Annual peak load: 10,000 MW

Annual load factor: 60%

Average annual heat rate for converting fuel to electric energy: 10,500 Btu/kWh

Average fuel cost: $3.00 per million Btu (MBtu), corresponding to oil priced at 18$/bbl

With these assumptions, the total annual fuel cost for this system is as follows:

Annual energy produced: 10⁷ kW × 8760 h/year × 0.60 = 5.256 × 10¹⁰ kWh

Annual fuel consumption: 10, 500 Btu/kWh × 5.256 × 10¹⁰ kWh = 55.188 × 10¹³ Btu

Annual fuel cost: 55.188 × 10¹³ Btu × 3 × 10^{− 6} $/Btu = $1.66 billion

To put this cost in perspective, it represents a direct requirement for revenues from the average customer of this system of 3.15 cents/kWh just to recover the expense for fuel.

A savings in the operation of this system of a small percent represents a significant reduction in operating cost as well as in the quantities of fuel consumed. It is no wonder that this area has warranted a great deal of attention from engineers through the years.

Periodic changes in basic fuel price levels serve to accentuate the problem and increase its economic significance. Inflation also causes problems in developing and presenting methods, techniques, and examples of the economic operation of electric power generating systems.

1.4 DEREGULATION: VERTICAL TO HORIZONTAL

In the 1990s, many electric utilities including government-owned electric utilities, private investor–owned electric utilities were “deregulated.” This has had profound effects on the operation of electric systems where implemented. This topic is dealt with in an entire chapter of its own in this text as Chapter 2.

1.5 PROBLEMS: NEW AND OLD

This text represents a progress report in an engineering area that has been and is still undergoing rapid change. It concerns established engineering problem areas (i.e., economic dispatch and control of interconnected systems) that have taken on new importance in recent years. The original problem of economic dispatch for thermal systems was solved by numerous methods years ago.
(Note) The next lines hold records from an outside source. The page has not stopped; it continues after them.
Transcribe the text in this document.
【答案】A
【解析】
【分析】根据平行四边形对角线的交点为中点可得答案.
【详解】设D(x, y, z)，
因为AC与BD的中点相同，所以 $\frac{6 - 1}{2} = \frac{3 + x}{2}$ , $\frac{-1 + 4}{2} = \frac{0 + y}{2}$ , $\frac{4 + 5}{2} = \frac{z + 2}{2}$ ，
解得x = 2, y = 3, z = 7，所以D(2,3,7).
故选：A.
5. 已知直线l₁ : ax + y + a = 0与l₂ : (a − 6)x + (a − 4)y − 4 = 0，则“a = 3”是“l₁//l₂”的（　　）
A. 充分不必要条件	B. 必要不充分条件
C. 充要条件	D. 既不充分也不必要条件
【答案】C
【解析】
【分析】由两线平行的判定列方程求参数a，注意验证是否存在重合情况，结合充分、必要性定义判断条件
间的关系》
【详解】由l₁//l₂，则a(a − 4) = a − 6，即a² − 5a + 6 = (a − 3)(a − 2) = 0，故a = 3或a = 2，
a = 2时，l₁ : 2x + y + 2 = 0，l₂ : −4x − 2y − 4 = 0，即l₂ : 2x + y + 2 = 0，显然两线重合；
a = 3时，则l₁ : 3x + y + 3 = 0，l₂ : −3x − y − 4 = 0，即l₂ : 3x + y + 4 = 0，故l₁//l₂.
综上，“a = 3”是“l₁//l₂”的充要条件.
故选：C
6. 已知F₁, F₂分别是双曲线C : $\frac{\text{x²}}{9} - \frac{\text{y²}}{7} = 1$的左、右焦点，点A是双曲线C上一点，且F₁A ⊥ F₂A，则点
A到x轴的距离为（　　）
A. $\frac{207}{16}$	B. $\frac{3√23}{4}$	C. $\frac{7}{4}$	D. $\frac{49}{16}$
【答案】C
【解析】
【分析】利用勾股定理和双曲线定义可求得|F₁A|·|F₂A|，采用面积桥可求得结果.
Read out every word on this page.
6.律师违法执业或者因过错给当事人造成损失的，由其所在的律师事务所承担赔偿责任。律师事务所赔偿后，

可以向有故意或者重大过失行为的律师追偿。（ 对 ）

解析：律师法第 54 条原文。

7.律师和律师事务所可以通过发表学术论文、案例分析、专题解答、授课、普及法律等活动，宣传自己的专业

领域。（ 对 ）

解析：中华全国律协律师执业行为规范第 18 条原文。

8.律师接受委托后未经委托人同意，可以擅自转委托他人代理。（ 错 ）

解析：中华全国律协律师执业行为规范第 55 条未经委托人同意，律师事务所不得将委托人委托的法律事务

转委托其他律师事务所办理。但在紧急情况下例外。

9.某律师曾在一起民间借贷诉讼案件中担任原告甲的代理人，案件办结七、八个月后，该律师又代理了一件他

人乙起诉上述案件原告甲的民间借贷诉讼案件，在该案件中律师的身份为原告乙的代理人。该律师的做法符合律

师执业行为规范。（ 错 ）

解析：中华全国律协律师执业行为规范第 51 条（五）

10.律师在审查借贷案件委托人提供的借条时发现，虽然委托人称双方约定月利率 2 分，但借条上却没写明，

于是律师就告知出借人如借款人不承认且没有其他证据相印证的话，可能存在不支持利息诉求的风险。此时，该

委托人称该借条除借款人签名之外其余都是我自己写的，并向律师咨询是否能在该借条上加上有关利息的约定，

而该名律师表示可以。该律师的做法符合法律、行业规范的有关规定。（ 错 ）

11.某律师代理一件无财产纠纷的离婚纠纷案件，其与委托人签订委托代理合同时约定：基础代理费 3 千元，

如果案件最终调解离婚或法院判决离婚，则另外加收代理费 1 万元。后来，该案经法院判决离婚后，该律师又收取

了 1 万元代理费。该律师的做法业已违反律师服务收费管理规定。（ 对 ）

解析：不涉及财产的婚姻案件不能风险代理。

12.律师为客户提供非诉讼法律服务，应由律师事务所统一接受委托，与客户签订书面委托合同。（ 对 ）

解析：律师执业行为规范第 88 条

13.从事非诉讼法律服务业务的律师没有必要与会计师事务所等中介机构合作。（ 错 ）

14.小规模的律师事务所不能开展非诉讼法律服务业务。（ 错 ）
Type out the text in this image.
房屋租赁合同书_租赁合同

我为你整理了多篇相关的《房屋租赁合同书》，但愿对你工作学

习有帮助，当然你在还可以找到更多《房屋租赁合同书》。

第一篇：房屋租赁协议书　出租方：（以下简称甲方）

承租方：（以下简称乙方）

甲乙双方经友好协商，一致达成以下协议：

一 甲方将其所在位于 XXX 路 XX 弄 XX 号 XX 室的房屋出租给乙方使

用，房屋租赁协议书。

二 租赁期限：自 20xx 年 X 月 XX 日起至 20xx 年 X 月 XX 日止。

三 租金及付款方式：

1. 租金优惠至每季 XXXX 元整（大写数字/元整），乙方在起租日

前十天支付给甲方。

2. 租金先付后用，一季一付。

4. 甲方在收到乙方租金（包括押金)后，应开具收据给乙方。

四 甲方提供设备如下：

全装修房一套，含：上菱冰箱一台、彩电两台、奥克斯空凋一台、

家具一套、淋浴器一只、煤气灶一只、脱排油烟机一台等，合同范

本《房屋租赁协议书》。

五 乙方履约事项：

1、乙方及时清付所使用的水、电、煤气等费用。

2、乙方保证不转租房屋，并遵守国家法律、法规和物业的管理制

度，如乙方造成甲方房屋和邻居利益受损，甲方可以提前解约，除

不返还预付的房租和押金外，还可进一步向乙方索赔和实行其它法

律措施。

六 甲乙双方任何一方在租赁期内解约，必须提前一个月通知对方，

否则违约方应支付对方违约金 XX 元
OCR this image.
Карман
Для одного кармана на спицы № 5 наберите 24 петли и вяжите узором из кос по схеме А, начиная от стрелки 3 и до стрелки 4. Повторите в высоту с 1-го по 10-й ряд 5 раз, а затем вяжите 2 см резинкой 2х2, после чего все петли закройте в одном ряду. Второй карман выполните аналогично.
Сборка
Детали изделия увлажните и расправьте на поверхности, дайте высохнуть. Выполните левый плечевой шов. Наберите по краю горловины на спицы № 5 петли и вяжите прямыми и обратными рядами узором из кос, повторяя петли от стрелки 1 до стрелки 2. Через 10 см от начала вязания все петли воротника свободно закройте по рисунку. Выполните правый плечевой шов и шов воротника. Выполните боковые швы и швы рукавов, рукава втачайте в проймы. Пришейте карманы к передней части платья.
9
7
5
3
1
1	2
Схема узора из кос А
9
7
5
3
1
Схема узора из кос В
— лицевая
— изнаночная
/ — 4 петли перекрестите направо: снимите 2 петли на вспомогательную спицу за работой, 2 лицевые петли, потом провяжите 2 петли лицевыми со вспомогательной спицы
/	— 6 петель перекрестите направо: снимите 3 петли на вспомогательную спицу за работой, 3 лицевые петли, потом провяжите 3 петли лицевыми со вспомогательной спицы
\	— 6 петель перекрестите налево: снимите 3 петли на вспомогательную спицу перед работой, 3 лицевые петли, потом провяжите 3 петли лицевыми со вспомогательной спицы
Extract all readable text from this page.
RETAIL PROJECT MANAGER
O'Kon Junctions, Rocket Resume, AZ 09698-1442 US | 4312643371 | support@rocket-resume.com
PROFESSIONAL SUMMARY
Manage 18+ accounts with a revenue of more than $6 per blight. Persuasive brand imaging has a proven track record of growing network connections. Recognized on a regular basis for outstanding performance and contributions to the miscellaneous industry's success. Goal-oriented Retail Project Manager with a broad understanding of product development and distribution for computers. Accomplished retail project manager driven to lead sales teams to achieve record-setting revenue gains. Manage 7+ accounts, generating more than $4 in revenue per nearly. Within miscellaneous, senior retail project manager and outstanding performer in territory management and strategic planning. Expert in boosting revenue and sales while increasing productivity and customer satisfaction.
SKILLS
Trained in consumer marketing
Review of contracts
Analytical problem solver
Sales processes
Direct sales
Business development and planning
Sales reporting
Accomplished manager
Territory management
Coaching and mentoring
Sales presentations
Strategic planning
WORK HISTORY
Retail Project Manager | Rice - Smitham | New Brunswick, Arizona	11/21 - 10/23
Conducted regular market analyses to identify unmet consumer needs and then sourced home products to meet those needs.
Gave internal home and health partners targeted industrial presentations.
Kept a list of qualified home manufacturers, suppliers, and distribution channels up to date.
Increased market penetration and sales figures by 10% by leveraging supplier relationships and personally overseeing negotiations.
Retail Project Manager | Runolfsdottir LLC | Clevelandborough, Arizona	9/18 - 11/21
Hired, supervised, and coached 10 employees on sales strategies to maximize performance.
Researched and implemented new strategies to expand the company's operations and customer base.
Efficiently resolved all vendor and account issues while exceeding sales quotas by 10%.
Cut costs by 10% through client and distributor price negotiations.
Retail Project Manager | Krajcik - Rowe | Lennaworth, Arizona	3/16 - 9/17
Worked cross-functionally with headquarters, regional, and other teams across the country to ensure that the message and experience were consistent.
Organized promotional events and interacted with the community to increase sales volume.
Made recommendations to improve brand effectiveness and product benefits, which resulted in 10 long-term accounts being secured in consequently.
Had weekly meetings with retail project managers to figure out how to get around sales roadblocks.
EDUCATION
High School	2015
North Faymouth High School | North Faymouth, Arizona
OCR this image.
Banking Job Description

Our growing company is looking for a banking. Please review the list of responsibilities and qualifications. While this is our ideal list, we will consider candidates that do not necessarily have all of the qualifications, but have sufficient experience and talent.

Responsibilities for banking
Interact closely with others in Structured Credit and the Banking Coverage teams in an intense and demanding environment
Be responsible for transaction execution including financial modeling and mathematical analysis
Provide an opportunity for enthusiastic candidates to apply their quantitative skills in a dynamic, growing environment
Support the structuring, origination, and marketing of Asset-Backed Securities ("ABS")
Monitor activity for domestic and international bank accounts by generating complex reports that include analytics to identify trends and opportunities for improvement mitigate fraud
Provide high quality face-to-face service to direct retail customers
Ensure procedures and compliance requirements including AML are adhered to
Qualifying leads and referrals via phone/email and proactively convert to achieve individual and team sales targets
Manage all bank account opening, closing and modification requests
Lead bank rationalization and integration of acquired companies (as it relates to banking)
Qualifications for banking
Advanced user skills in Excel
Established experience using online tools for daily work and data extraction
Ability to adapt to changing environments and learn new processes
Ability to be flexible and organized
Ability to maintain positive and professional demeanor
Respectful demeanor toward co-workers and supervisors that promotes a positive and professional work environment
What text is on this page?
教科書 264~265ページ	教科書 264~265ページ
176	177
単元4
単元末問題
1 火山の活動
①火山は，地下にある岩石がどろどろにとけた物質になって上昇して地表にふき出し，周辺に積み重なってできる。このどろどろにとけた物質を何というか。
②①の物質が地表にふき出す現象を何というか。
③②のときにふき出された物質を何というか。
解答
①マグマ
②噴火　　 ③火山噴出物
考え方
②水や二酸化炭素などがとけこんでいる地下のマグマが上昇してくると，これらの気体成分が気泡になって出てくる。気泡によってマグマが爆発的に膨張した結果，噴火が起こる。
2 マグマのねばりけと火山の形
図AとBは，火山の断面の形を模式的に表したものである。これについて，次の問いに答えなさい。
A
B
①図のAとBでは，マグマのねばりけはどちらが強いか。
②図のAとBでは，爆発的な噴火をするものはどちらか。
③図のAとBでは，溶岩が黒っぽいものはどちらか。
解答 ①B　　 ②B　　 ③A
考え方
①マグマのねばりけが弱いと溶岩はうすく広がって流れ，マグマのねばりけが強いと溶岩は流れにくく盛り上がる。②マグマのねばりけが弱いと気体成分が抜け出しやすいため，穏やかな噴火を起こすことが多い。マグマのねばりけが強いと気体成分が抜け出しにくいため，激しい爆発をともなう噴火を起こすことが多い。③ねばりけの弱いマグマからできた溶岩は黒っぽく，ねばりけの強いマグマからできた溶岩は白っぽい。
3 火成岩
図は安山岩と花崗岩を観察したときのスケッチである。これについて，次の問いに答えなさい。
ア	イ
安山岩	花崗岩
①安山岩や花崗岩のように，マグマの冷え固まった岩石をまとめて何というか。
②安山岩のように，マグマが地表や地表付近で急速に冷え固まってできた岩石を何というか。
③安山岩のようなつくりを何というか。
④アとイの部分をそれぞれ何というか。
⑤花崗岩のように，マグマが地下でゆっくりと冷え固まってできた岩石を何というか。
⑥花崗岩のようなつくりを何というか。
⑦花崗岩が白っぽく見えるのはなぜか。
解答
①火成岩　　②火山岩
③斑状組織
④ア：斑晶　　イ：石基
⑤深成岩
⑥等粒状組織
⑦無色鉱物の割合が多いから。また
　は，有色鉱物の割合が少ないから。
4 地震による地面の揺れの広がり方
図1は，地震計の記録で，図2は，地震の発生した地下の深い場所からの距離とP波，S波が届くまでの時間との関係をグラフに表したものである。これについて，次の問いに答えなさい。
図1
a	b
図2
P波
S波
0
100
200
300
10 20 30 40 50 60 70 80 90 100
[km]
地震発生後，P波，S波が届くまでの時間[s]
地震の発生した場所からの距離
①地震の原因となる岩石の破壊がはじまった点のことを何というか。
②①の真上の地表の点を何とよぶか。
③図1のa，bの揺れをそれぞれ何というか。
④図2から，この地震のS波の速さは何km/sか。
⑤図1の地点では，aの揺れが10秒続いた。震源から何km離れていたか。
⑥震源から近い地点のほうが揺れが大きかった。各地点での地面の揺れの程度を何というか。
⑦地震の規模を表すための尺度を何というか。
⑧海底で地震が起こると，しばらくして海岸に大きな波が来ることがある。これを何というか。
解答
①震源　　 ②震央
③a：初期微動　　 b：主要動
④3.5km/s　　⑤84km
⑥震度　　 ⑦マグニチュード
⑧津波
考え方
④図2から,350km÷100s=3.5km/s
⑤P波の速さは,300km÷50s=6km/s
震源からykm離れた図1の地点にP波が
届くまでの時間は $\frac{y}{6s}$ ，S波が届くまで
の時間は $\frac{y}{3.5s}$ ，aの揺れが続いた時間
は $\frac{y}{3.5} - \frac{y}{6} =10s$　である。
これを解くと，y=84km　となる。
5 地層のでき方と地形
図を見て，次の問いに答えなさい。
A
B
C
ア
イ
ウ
Recently there has been a rapid growth in applied mathematical methods and the availability of computational capability for solving problems of this nature so that more involved problems have been successfully solved.

The classic problem is the economic dispatch of fossil-fired generation systems to achieve minimum operating cost. This problem area has taken on a subtle twist as the public has become increasingly concerned with environmental matters, so “economic dispatch” now includes the dispatch of systems to minimize pollutants and conserve various forms of fuel, as well as to achieve minimum costs. In addition, there is a need to expand the limited economic optimization problem to incorporate constraints on system operation to ensure the “security” of the system, thereby preventing the collapse of the system due to unforeseen conditions. The hydrothermal coordination problem is another optimum operating problem area that has received a great deal of attention. Even so, there are difficult problems involving hydrothermal coordination that cannot be solved in a theoretically satisfying fashion in a rapid and efficient computational manner.

The post–World War II period saw the increasing installation of pumped-storage hydroelectric plants in the United States and a great deal of interest in energy storage systems. These storage systems involve another difficult aspect of the optimum economic operating problem. Methods are available for solving coordination of hydroelectric, thermal, and pumped-storage electric systems. However, closely associated with this economic dispatch problem is the problem of the proper commitment of an array of units out of a total array of units to serve the expected load demands in an “optimal” manner.

A great deal of progress and change has occurred in the 1985–1995 decade. Both the unit commitment and optimal economic maintenance scheduling problems have seen new methodologies and computer programs developed. Transmission losses and constraints are integrated with scheduling using methods based on the incorporation of power flow equations in the economic dispatch process. This permits the development of optimal economic dispatch conditions that do not result in overloading system elements or voltage magnitudes that are intolerable. These “optimal power flow” techniques are applied to scheduling both real and reactive power sources as well as establishing tap positions for transformers and phase shifters.

In recent years, the political climate in many countries has changed, resulting in the introduction of more privately owned electric power facilities and a reduction or elimination of governmentally sponsored generation and transmission organizations. In some countries, previously nationwide systems have been privatized. In both these countries and in countries such as the United States, where electric utilities have been owned by a variety of bodies (e.g., consumers, shareholders, as well as government agencies), there has been a movement to introduce both privately owned generation companies and larger cogeneration plants that may provide energy to utility customers. These two groups are referred to as independent power producers (IPPs). This trend is coupled with a movement to provide access to the transmission system for these nonutility power generators as well as to other interconnected utilitie...